Here's a related but off-topic question: How does one earn a PhD in the US while working a full-time job to support a family, including a wife, children, and a home?
You don't. A PhD is a full-time job, a 40-60 hour/week one.
I did the part-time Master's. That was a huge mistake. You will not get the education, the time to research, the networking, the collaboration, or the presence to do the job right.
A PhD done wrong is a waste of your time and the university's time.
Often, you don't. When I applied to graduate school I intended to keep my full time "real pay" job. My PhD program only accepted students who would take a graduate student stipend and commit full time to the "program." After going through it, I understand why they want that commitment and I would not recommend anyone try to get a PhD in the spare time.
I think hardhead might have just been referring to keeping a "full time job" which is impossible in many of the STEM PhD programs in the US. A lab-mate of mine has a child, and I know a few others in my program that have children as well. Almost all STEM PhD programs offer stipends for TAs and/or RAs, so you might get on the order of 20K/year to be a student. That being said, there are no shortage of people claiming the grad student -> postdoc -> nontenured prof. -> tenured prof. route is hostile to those wanting a family.
Quanics is correct. I would never recommend paying your own way at a graduate program--go where you are funded. A graduate stipend will net to about $20k/year (there are some amazing fellowships that will fund $50k+ but they are very, very competitive). In a "real job" you'll often be making much more than $20k, as I was when I was a higher ed IT professional (and could have qualified for free tuition as an institutional employee). PhD programs are rated by several factors including graduation rate and time to completion. It is obvious to me now that the people who are choosing the students to fill the very limited number of graduate student seats in any given year will choose those who are committing to work full time on graduating.
Many people do complain about academia being hostile to family life (see http://100rsns.blogspot.com/2010/09/15-marriage-and-family-u... for a particularly negative view). However, many of my colleagues had children during graduate school. They took time off classes but then used their "down time" (e.g. child napping) to focus on writing and came out ahead. I got married immediately before entering grad school and had my first child as I was writing my dissertation. The timing worked really well for me. I was lucky that my wife could support me through graduate school (on top of my stipend).
my father worked full time while receiving his phd in the professional field he was employed in. he has had a very successful academic career. his dissertation was no joke and he has advanced much further than others from more prestigious universities.
i don't understand this mindset and the fact it exists is why i would never go back for a phd (pure math phd drop out). this is why so much research ends up being inapplicable garbage that doesn't advance a profession so much as hit the current vogue in academics. half the shit i saw pushed the current boundaries of human knowledge further away from anything applicable, interesting, or worth spending 6 years of your life on.

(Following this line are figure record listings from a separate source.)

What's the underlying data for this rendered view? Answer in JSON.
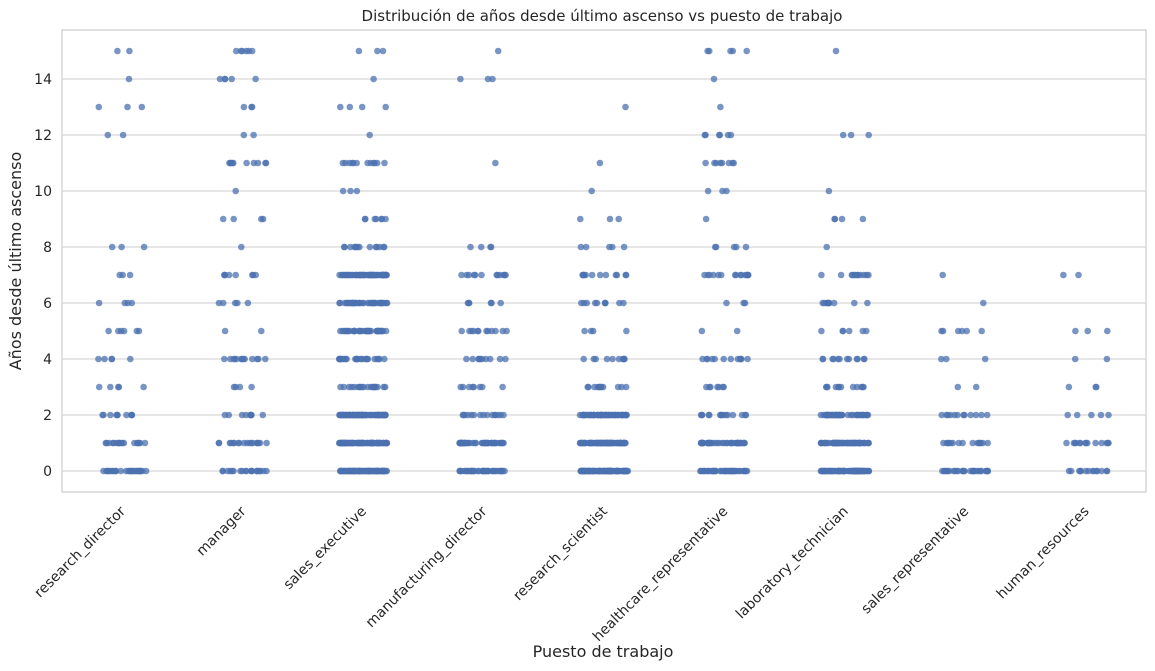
{
  "chart_data": {
    "type": "scatter",
    "style": "strip",
    "title": "Distribución de años desde último ascenso vs puesto de trabajo",
    "xlabel": "Puesto de trabajo",
    "ylabel": "Años desde último ascenso",
    "ylim": [
      -0.75,
      15.75
    ],
    "yticks": [
      0,
      2,
      4,
      6,
      8,
      10,
      12,
      14
    ],
    "grid": "y",
    "point_color": "#4c72b0",
    "categories": [
      "research_director",
      "manager",
      "sales_executive",
      "manufacturing_director",
      "research_scientist",
      "healthcare_representative",
      "laboratory_technician",
      "sales_representative",
      "human_resources"
    ],
    "series": [
      {
        "category": "research_director",
        "values": {
          "0": 28,
          "1": 18,
          "2": 10,
          "3": 5,
          "4": 5,
          "5": 6,
          "6": 4,
          "7": 3,
          "8": 3,
          "12": 2,
          "13": 3,
          "14": 1,
          "15": 2
        }
      },
      {
        "category": "manager",
        "values": {
          "0": 20,
          "1": 18,
          "2": 9,
          "3": 4,
          "4": 13,
          "5": 2,
          "6": 5,
          "7": 8,
          "8": 1,
          "9": 4,
          "10": 1,
          "11": 10,
          "12": 2,
          "13": 3,
          "14": 5,
          "15": 6
        }
      },
      {
        "category": "sales_executive",
        "values": {
          "0": 90,
          "1": 90,
          "2": 80,
          "3": 20,
          "4": 25,
          "5": 40,
          "6": 40,
          "7": 60,
          "8": 14,
          "9": 7,
          "10": 3,
          "11": 12,
          "12": 1,
          "13": 4,
          "14": 1,
          "15": 3
        }
      },
      {
        "category": "manufacturing_director",
        "values": {
          "0": 45,
          "1": 50,
          "2": 15,
          "3": 8,
          "4": 10,
          "5": 12,
          "6": 6,
          "7": 12,
          "8": 4,
          "11": 1,
          "14": 3,
          "15": 1
        }
      },
      {
        "category": "research_scientist",
        "values": {
          "0": 100,
          "1": 90,
          "2": 60,
          "3": 12,
          "4": 10,
          "5": 4,
          "6": 10,
          "7": 12,
          "8": 5,
          "9": 3,
          "10": 1,
          "11": 1,
          "13": 1
        }
      },
      {
        "category": "healthcare_representative",
        "values": {
          "0": 45,
          "1": 45,
          "2": 15,
          "3": 7,
          "4": 12,
          "5": 2,
          "6": 3,
          "7": 15,
          "8": 5,
          "9": 1,
          "10": 3,
          "11": 8,
          "12": 6,
          "13": 1,
          "14": 1,
          "15": 5
        }
      },
      {
        "category": "laboratory_technician",
        "values": {
          "0": 85,
          "1": 70,
          "2": 45,
          "3": 12,
          "4": 12,
          "5": 6,
          "6": 10,
          "7": 12,
          "8": 1,
          "9": 4,
          "10": 1,
          "12": 3,
          "15": 1
        }
      },
      {
        "category": "sales_representative",
        "values": {
          "0": 30,
          "1": 15,
          "2": 12,
          "3": 2,
          "4": 3,
          "5": 6,
          "6": 1,
          "7": 1
        }
      },
      {
        "category": "human_resources",
        "values": {
          "0": 14,
          "1": 14,
          "2": 5,
          "3": 3,
          "4": 2,
          "5": 3,
          "7": 2
        }
      }
    ]
  }
}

Good research takes time and intense focus. I.e., you want to be able to have a total focus when your mind is fresh. That is not going to be doable after you've already worked your 8-9 day (maybe if you're in the 1% of humans who can do that, but I'm talking about the common case). This is going to get worse in the case of having a family.
I'm not going to comment on your father, since I don't know him, don't know his research, and don't know his field. :-) But I know that I've been... less impressed... with part-time PhD research than with full-time PhD research. There are ways to manipulate your situation into a less conflicting one, that is true, but that depends on the employer and the university.
> pushed the current boundaries of human knowledge further away from anything applicable, interesting, or worth spending 6 years of your life on.
That's just your opinion, ne? Why should academics do anything that is applicable? Isn't it industry's role to take this research and channel it into something practical (or ignore it if its not)? A surprising amount of effort has been expended over the years in software that have been avoided by some basic attention to the research literature.
But that leads us down an entirely different discussion, one I don't think is really resolvable here and now.
Do you really need the extra stress? Doing a PhD is really a full-time undertaking, as in 40+ hours / week diligent work. Doing it part-time still requires 20+ hours of quality time to be successful.